Experiences from Searching for Fraud in Science

Experiences from Searching for Fraud in Science

Author: ChemistryViews

Frank Müller, Saarland University, Saarbrücken, Germany, randomly searches for falsified data in scientific journals from physics, materials sciences, and chemistry and helps to detect such falsifications. Frauke Zbikowski, Nachrichten aus der Chemie, spoke with him about what drives fraud, what might advance science, and why scientists are not better than other people.

Starting at the beginning of 2020, the German Research Foundation (DFG, Deutsche Forschungsgemeinschaft) funds the project “Summa cum fraude – Wissenschaftliches Fehlverhalten und der Versuch einer Gegenoffensive” (Scientific Misconduct and the Attempt of a Counteroffensive) at Saarland University for three years. Frank Müller explains that in the project, he and colleagues are only looking for cases where falsification is visible to the naked eye. He divides his findings into several levels:

  1. Simple manipulations.
  2. The same data have been used, but are slightly reworked. For example, they are only shifted along the X-axis or rescaled along the Y-axis. The background noise is unchanged.
  3. Some points have been slightly changed; a peak gets a shoulder, or a double peak is created, but the background noise is still the same.
  4. Patchwork data, arbitrarily assembled from different sequences as if from a set of building blocks, resulting in a multitude of supposedly different data. In microscopic images, for example, the same particle is found with all possible shades in several places, sometimes even rotated.

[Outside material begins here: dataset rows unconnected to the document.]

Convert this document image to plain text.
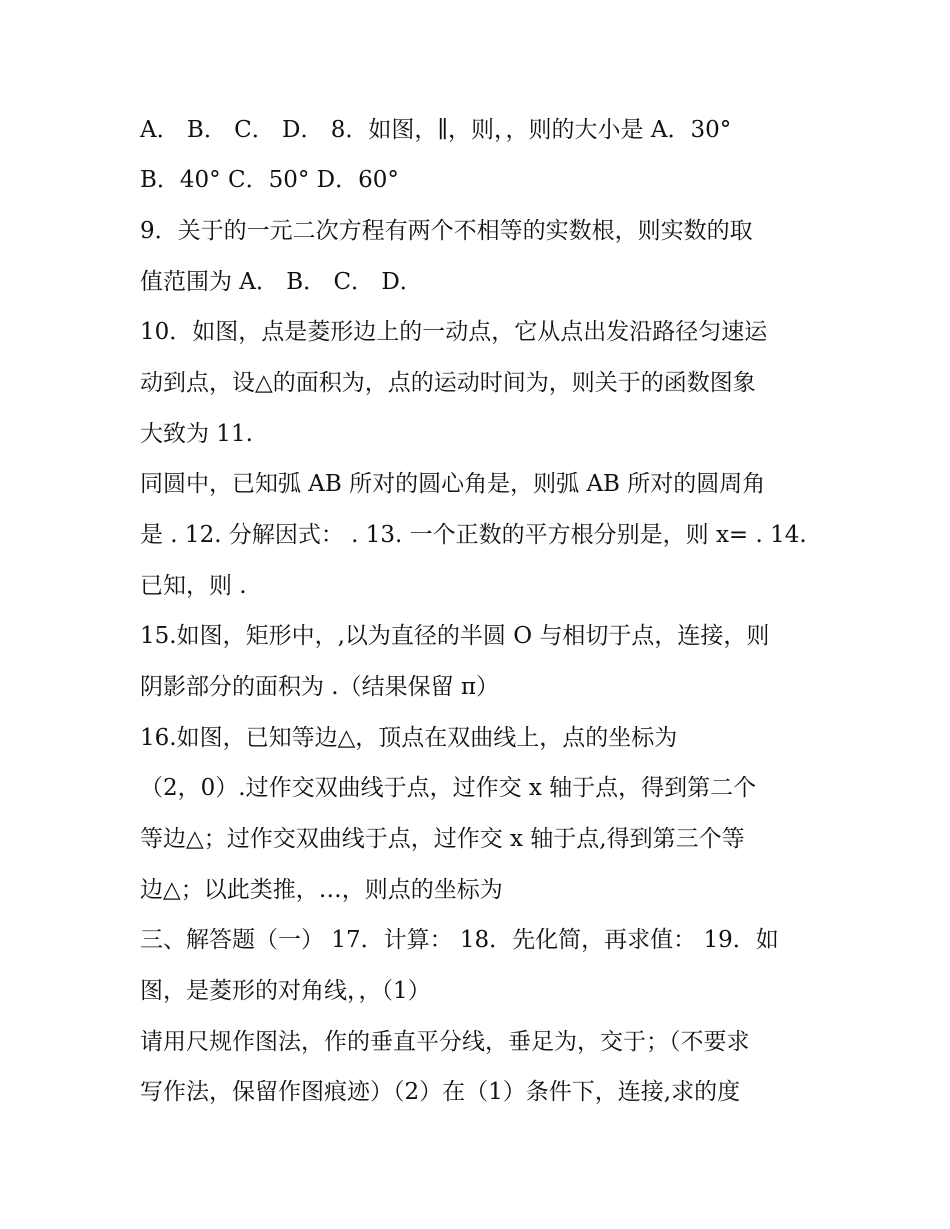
A． B． C． D． 8．如图，∥，则，，则的大小是 A．30°

B．40° C．50° D．60°

9．关于的一元二次方程有两个不相等的实数根，则实数的取

值范围为 A． B． C． D．

10．如图，点是菱形边上的一动点，它从点出发沿路径匀速运

动到点，设△的面积为，点的运动时间为，则关于的函数图象

大致为 11.

同圆中，已知弧 AB 所对的圆心角是，则弧 AB 所对的圆周角

是 . 12. 分解因式： . 13. 一个正数的平方根分别是，则 x= . 14.

已知，则 .

15.如图，矩形中，,以为直径的半圆 O 与相切于点，连接，则

阴影部分的面积为 .（结果保留 π）

16.如图，已知等边△，顶点在双曲线上，点的坐标为

（2，0）.过作交双曲线于点，过作交 x 轴于点，得到第二个

等边△；过作交双曲线于点，过作交 x 轴于点,得到第三个等

边△；以此类推，…，则点的坐标为

三、解答题（一） 17．计算： 18．先化简，再求值： 19．如

图，是菱形的对角线，，（1）

请用尺规作图法，作的垂直平分线，垂足为，交于；（不要求

写作法，保留作图痕迹）（2）在（1）条件下，连接,求的度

The fact that reviewers often do not notice this is due to the abundance of publications, says Frank Müller. Publishing has become a mass phenomenon. He thinks the review system itself is good. “You can review carefully if you get three or four requests a year and not thirty or forty.”

It would help here if researchers were only allowed to publish one article per year. Another idea is a national or international database. Fraud cases in science would be stored there over a certain period. If a researcher has entries there, he or she would not receive public funding.

Moreover, Müller hopes word will get out that fraud is caught and the retracted papers will stick with the researchers in question for their entire careers. “Fraud may catch your eye at the worst possible moment. Many don’t realize that a paper doesn’t just go through the peer-review process. A paper, once it’s published, is peer-reviewed every day, namely by readers.”